Erik Laubscher was a leading South African abstract painter best-known for his highly stylised depictions of the local landscape. Laubscher was born in Tulbagh, and grew up in Port Elizabeth, in South Africa’s Eastern Cape. Having been rejected by the Michaelis School of Fine Art, in 1946 Laubscher enrolled at the Continental School of Art in Cape Town where he trained under the artist Maurice van Essche.
Laubscher went on to further his studies in London (1947–49), and Paris (1950–51) where he was mentored by British painter John Minton and French modernist Fernand Léger. Whilst at the Académie Montmartre, Paris, Laubscher met his wife, the artist Claude Bouscharain who returned to South Africa with him in 1951.
Not long after his arrival in South Africa, Laubscher established his now-famously distinct style, achieved by applying his European influences to his local landscape. What resulted were ground-breaking, primordial depictions of the landscape described merely by the geometric shapes that comprise them, painted in flat planes of bold colour. In his attempts to capture the essence, the experience and the vast expanse of the landscape, Laubscher expertly transformed realism into abstraction, powerful in its simplicity. Alongside his significant output of landscape imagery, Laubscher also created a number of still life and portrait paintings.

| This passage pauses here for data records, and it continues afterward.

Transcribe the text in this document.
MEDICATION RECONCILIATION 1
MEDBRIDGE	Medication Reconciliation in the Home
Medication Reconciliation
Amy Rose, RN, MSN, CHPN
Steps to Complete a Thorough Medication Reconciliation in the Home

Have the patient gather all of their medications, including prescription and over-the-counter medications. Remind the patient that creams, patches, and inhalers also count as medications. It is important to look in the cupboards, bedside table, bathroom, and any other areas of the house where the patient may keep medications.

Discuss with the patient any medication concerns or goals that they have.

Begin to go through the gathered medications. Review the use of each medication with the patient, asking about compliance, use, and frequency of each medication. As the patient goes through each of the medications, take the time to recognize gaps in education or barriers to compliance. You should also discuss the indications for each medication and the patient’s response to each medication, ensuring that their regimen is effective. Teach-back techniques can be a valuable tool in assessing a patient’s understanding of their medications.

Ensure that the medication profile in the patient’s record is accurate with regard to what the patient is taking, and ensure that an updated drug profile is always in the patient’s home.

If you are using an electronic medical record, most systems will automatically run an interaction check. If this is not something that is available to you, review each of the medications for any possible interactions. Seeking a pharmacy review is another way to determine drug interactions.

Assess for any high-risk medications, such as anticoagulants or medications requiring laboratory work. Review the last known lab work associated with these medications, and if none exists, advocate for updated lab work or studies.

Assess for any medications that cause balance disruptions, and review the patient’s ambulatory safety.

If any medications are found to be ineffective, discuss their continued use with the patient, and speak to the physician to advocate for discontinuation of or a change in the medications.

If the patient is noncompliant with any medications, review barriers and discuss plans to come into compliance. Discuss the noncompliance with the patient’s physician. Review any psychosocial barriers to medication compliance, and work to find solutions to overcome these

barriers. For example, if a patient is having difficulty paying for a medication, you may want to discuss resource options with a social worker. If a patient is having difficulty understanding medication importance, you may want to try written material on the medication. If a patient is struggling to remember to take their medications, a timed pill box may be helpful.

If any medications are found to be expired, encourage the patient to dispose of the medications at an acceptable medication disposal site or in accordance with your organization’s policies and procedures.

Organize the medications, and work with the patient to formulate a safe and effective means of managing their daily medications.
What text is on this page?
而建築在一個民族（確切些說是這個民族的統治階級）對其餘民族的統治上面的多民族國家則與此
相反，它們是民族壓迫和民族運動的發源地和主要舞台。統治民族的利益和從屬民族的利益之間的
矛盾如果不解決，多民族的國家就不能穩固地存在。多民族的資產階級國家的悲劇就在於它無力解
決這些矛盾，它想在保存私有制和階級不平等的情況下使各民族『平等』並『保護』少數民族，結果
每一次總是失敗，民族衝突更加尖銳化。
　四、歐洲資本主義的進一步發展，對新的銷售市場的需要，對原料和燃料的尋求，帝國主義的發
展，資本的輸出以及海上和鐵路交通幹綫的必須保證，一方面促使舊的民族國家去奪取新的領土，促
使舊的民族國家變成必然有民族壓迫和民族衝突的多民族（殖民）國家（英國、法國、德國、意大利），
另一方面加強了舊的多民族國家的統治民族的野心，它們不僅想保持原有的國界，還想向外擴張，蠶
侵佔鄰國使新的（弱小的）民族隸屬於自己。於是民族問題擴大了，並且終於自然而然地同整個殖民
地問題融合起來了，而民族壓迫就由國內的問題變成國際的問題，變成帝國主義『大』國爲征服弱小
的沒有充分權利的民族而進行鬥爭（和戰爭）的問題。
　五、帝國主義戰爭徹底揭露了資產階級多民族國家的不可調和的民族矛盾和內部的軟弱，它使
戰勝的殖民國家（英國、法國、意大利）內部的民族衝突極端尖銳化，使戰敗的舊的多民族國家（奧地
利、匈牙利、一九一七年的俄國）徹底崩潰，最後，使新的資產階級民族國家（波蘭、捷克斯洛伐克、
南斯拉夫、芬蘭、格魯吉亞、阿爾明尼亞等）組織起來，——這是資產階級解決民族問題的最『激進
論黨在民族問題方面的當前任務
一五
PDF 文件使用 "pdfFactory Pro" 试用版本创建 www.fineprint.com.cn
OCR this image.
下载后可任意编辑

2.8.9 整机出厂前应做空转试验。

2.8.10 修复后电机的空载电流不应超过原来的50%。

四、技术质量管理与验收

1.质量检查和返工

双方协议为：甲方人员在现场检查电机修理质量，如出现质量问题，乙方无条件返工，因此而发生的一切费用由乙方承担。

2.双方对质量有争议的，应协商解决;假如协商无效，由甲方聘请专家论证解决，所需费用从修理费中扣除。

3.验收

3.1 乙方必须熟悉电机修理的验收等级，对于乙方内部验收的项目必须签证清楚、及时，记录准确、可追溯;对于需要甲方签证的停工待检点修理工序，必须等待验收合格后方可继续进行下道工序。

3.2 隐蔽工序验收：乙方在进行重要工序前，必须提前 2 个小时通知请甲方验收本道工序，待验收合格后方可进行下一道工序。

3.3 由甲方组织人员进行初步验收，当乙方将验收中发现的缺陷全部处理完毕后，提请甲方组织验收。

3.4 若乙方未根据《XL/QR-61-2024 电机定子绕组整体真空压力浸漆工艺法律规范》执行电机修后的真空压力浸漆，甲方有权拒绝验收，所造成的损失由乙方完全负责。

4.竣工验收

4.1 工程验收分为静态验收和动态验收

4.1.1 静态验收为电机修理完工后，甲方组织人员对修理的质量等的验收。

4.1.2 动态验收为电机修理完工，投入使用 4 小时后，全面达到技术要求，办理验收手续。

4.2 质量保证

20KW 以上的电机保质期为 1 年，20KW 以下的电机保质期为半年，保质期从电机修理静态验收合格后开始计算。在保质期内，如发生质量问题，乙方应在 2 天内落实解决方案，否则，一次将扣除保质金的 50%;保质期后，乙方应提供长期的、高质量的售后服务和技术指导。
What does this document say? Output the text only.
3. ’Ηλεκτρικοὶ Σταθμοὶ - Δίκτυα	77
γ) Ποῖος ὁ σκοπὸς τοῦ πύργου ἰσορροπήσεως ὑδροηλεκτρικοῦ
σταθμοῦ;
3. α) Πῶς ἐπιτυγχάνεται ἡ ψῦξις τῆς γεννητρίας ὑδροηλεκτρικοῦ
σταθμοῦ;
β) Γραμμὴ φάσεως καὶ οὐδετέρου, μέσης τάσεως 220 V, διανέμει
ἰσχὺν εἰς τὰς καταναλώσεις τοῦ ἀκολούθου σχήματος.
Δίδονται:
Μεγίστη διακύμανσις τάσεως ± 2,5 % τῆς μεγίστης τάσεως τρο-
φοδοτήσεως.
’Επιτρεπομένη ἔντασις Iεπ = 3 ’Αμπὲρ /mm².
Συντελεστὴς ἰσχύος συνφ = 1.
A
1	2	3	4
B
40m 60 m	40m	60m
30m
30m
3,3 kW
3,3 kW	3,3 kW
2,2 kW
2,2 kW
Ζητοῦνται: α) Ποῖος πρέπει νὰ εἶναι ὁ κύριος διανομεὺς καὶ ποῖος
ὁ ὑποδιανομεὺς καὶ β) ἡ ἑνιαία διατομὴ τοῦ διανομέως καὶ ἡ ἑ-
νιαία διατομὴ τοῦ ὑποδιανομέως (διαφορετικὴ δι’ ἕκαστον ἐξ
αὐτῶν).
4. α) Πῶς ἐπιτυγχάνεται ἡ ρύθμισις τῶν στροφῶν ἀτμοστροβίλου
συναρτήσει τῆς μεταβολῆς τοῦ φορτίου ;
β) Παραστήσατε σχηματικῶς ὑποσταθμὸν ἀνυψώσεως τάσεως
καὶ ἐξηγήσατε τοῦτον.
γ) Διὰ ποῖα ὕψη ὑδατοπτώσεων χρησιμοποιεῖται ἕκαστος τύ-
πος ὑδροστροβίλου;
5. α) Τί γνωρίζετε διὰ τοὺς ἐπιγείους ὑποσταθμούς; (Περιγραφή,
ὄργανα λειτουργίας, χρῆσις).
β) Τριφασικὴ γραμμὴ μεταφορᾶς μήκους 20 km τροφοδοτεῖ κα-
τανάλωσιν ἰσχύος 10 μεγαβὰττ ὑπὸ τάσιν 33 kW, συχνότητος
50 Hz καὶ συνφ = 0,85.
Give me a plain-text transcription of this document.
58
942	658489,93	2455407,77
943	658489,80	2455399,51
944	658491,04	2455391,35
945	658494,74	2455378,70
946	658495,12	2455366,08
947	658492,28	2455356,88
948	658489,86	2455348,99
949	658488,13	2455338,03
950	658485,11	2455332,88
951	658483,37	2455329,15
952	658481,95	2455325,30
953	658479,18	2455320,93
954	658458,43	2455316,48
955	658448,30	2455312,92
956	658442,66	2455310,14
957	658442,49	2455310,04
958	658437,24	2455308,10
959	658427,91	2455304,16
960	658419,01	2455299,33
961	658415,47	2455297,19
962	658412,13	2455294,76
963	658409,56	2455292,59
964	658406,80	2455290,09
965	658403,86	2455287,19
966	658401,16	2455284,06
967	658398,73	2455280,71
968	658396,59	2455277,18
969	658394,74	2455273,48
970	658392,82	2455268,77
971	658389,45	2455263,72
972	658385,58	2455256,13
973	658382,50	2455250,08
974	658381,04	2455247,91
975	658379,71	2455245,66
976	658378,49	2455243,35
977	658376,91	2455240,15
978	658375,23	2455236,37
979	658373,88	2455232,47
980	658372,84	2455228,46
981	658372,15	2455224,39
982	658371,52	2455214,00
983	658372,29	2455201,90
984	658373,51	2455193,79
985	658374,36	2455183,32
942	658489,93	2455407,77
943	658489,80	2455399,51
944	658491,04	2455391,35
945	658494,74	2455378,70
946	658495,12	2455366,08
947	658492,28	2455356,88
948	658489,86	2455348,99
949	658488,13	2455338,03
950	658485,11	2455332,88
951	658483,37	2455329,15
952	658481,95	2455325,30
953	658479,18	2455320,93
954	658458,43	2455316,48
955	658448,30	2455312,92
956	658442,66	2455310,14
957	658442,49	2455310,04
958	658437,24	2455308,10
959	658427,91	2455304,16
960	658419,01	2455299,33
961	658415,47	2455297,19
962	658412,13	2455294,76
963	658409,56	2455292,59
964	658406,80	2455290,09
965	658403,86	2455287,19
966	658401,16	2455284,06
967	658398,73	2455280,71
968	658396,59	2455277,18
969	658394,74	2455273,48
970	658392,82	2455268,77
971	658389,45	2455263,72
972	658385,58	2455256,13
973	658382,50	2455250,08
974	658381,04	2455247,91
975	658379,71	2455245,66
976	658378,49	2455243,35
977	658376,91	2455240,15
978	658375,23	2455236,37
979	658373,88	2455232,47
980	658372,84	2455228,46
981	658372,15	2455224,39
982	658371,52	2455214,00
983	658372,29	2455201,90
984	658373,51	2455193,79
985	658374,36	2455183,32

Laubscher’s works have been exhibited extensively both locally and abroad, including at the Venice and São Paulo Biennales. His work is held in the collections of the Iziko South African National Gallery, Cape Town, the Pretoria Art Museum and at the Rupert Museum, Stellenbosch. Notably, in 2009, Laubscher became the first living South African artist to fetch R1 million for a painting at a local auction.
Alongside the significant impact he made as an artist in South Africa, Laubscher is also remembered for having founded the Ruth Prowse School of Art in 1970, working as its principal for 25 years.